Although there remain barriers to the routine assessment of AKI in populations at high risk of disease, a high index of suspicion and appropriate implementation of available tools can improve the identification and clinical management of AKI. A summary of recommended tests is provided in Box 2, and the KDIGO-clinical management guidelines in Figure 2 are outlined with the capacity to improve the care of children with severe malaria.

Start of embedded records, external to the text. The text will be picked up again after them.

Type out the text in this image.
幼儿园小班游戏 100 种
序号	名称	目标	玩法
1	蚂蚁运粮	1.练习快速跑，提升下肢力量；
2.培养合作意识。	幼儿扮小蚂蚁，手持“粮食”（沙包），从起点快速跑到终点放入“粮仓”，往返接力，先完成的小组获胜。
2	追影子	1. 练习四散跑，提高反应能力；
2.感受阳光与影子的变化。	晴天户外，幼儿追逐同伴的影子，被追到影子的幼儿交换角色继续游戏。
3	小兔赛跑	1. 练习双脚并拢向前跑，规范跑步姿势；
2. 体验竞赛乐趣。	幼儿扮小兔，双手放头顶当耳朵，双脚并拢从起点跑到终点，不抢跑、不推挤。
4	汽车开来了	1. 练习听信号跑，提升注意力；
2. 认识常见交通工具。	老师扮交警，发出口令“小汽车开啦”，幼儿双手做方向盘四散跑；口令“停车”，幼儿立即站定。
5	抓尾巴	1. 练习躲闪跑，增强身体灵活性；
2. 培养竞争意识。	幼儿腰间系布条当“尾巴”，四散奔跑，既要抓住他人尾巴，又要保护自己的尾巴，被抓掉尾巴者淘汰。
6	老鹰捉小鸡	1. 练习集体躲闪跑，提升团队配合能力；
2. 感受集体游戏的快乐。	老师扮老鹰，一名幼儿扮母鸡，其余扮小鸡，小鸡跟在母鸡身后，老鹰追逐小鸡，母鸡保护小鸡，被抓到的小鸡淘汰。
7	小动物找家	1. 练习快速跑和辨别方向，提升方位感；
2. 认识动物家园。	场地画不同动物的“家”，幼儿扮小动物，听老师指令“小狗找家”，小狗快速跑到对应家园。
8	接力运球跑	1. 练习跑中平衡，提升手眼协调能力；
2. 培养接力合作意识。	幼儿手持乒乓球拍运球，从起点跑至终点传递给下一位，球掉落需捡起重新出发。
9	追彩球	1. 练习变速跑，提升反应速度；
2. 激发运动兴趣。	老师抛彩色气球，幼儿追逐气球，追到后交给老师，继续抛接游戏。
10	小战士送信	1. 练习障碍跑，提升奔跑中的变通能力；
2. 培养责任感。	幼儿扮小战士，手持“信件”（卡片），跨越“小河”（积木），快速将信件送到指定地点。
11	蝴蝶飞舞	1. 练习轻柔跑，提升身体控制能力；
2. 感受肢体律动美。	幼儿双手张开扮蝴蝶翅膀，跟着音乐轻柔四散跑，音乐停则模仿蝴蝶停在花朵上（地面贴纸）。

Future Directions: Priorities for Research

In summary, AKI is a frequent clinical complication in children with severe malaria and is associated with considerable morbidity and mortality. We outline a series of research priorities in Figure 4 to improve the detection, diagnosis, and clinical management of AKI in children with severe malaria. The long-term consequences of AKI in children with severe malaria remain understudied, but AKI likely contributes to long-term CKD in malaria-endemic areas. To understand the long-term impact of AKI across the lifespan, additional research is needed to improve access to affordable and quality diagnostics to facilitate the early identification of AKI and AKD. To evaluate outcomes across settings, standardized guidelines must be applied using comparable approaches to estimate baseline serum creatinine in populations. Clear and context-specific clinical guidelines are urgently needed that can be adapted and applied in resource-constrained rural clinics and well-resourced intensive care units at public and private health facilities. Finally, long-term cohorts are needed to evaluate the relationship between AKI, AKD, and both short-term and long-term health-related quality of life following severe malaria in children.

Figure 4

Research priorities for improved detection, diagnosis, and clinical management of AKI in children with severe malaria. In the context of pediatric severe malaria, we highlight four research priorities: 1) increased access to affordable and quality diagnostics, 2) use of standardized guidelines for accurate diagnosis that include unified approaches of estimating baseline serum creatinine in defining kidney disease and harmonizing nomenclature across studies, 3) establishing evidence-based clinical guidelines for acute management of severe malaria in the context of a high burden of AKI, and developing guidelines on appropriate monitoring and follow-up of recovery following kidney injury, 4) to evaluate outcomes associated with AKI in severe malaria focusing on mortality, long-term chronic kidney disease (CKD) and child neurodevelopment.